The best way is to have measures that prevent quarantine pest especially, alien and invasive species from entering and establishing in the country in the first place because it is very difficult to control and eradicate them.

Q: What has Thailand done so far regarding phytosanitary controls?

A: Thailand’s Department of Agriculture has been developing the so-called Standard Operating Procedures (SOP) for inspectors who are in charge of phytosanitary measures to ensure consistency at the operational level is in line with international standards.

Bananas imported from Cambodia are inspected at the quarantine checkpoint in Binh Phuoc province, Vietnam. (Photo credit: GIZ Vietnam)
Bananas imported from Cambodia are inspected at the quarantine checkpoint in Binh Phuoc province, Vietnam. (Photo credit: GIZ Vietnam)

Q: What’re the SOP and its benefits?

A: SOP is step-by-step instruction or we can call them fundamental guideline. It shows the officers how to perform daily tasks and maintain the consistency of the operations to meet international standard and improve quality of products. We will reduce cost and time-consuming processes. Most importantly, we will gain more trust from our trading partners and consumers locally and internationally. The first look of the SOP is expected to be ready by November this year.

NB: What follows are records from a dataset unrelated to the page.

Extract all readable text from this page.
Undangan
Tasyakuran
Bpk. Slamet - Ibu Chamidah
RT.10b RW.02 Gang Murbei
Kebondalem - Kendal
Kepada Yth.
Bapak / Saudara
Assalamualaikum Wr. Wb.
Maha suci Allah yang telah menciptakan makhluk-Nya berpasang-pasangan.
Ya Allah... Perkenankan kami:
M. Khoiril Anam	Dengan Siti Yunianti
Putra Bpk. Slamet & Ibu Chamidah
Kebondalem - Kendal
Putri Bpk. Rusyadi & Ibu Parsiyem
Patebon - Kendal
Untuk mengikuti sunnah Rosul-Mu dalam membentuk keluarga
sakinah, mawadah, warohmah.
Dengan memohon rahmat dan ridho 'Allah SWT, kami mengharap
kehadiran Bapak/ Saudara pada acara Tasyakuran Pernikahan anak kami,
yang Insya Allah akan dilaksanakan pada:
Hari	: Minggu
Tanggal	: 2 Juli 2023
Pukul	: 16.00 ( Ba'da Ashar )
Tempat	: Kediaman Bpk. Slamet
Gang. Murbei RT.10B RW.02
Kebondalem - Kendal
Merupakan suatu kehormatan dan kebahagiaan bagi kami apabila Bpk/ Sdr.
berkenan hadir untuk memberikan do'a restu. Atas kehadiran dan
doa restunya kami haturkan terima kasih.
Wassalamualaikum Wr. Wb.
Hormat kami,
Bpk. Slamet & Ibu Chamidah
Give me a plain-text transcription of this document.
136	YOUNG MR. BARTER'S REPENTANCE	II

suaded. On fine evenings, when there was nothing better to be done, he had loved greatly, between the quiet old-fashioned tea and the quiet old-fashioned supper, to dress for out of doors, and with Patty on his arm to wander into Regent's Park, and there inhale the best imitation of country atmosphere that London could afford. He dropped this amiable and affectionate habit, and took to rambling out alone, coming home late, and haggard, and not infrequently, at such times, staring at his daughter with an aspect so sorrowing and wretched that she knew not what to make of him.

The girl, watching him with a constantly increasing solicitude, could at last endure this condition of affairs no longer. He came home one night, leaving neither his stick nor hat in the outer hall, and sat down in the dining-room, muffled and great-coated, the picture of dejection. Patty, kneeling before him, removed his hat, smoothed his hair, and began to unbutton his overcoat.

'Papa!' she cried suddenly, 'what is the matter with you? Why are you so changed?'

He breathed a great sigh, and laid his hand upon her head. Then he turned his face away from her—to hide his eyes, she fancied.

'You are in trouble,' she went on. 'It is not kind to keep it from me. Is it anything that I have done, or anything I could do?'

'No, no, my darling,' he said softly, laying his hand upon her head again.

Q: What does it mean to the consumers?

A: This is to ensure that certified pest-free products meet phytosanitary standard, free from quarantine pests and safe for consumers. It can also minimize the risk of exotic pests in importing countries.

Even though FTAG Project is about to be completed in December 2019, great efforts from participating countries, namely Cambodia, Thailand and Vietnam to tackle obstacles that impede flows of fruits and vegetables among Southeast Asian nations continue to boost economy and make sure everyone in the region enjoy the sweet taste of food they take home.

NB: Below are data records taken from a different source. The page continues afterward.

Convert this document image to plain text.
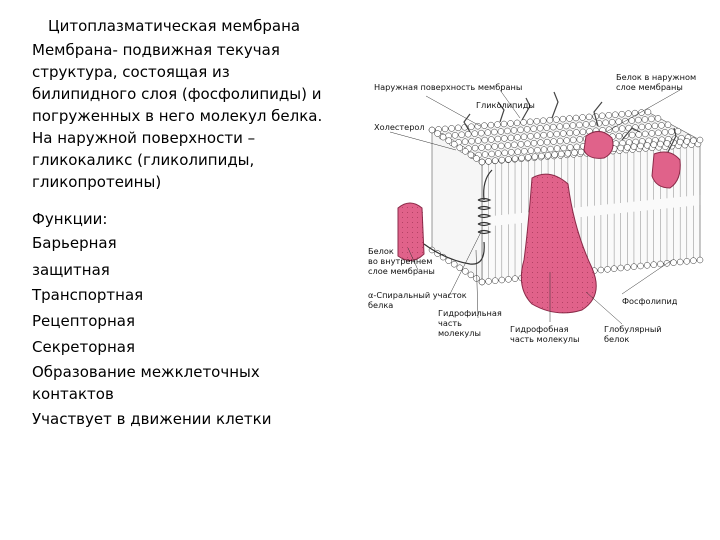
Цитоплазматическая мембрана
Мембрана- подвижная текучая
структура, состоящая из
билипидного слоя (фосфолипиды) и
погруженных в него молекул белка.
На наружной поверхности –
гликокаликс (гликолипиды,
гликопротеины)
Функции:
Барьерная
защитная
Транспортная
Рецепторная
Секреторная
Образование межклеточных
контактов
Участвует в движении клетки
Наружная поверхность мембраны
Белок в наружном
слое мембраны
Гликолипиды
Холестерол
Белок
во внутреннем
слое мембраны
α-Спиральный участок
белка	Фосфолипид
Гидрофильная
часть
молекулы	Гидрофобная
часть молекулы
Глобулярный
белок
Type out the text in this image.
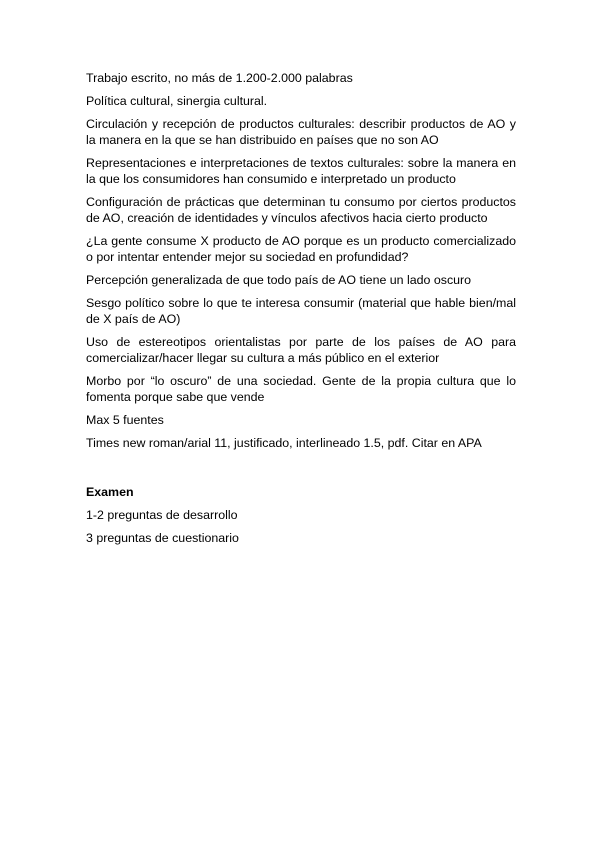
Trabajo escrito, no más de 1.200-2.000 palabras

Política cultural, sinergia cultural.

Circulación y recepción de productos culturales: describir productos de AO y la manera en la que se han distribuido en países que no son AO

Representaciones e interpretaciones de textos culturales: sobre la manera en la que los consumidores han consumido e interpretado un producto

Configuración de prácticas que determinan tu consumo por ciertos productos de AO, creación de identidades y vínculos afectivos hacia cierto producto

¿La gente consume X producto de AO porque es un producto comercializado o por intentar entender mejor su sociedad en profundidad?

Percepción generalizada de que todo país de AO tiene un lado oscuro

Sesgo político sobre lo que te interesa consumir (material que hable bien/mal de X país de AO)

Uso de estereotipos orientalistas por parte de los países de AO para comercializar/hacer llegar su cultura a más público en el exterior

Morbo por “lo oscuro” de una sociedad. Gente de la propia cultura que lo fomenta porque sabe que vende

Max 5 fuentes

Times new roman/arial 11, justificado, interlineado 1.5, pdf. Citar en APA

Examen

1-2 preguntas de desarrollo

3 preguntas de cuestionario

Cambodian mangoes are randomly checked at the quarantine checkpoint in Chanthaburi province, Thailand before being shifted to the processing factories. (Photo credit: GIZ Thailand)
Cambodian mangoes are randomly checked at the quarantine checkpoint in Chanthaburi province, Thailand before being shifted to the processing factories. (Photo credit: GIZ Thailand)

Facilitating Trade for Agricultural Goods in ASEAN (FTAG) Project

FTAG, initiated in June 2017, has picked longan, banana, dragon fruit, lychee, mango and chili as potential crops to be developed through peer-to-peer learnings for aligning regulatory framework and procedures on phytosanitary measures to facilitate faster border crossing of fresh agricultural goods.

FTAG organizes trainings and workshops for inspectors and technical officers dealing with phytosanitary measures in trade of agricultural goods in Cambodia, Vietnam and Thailand.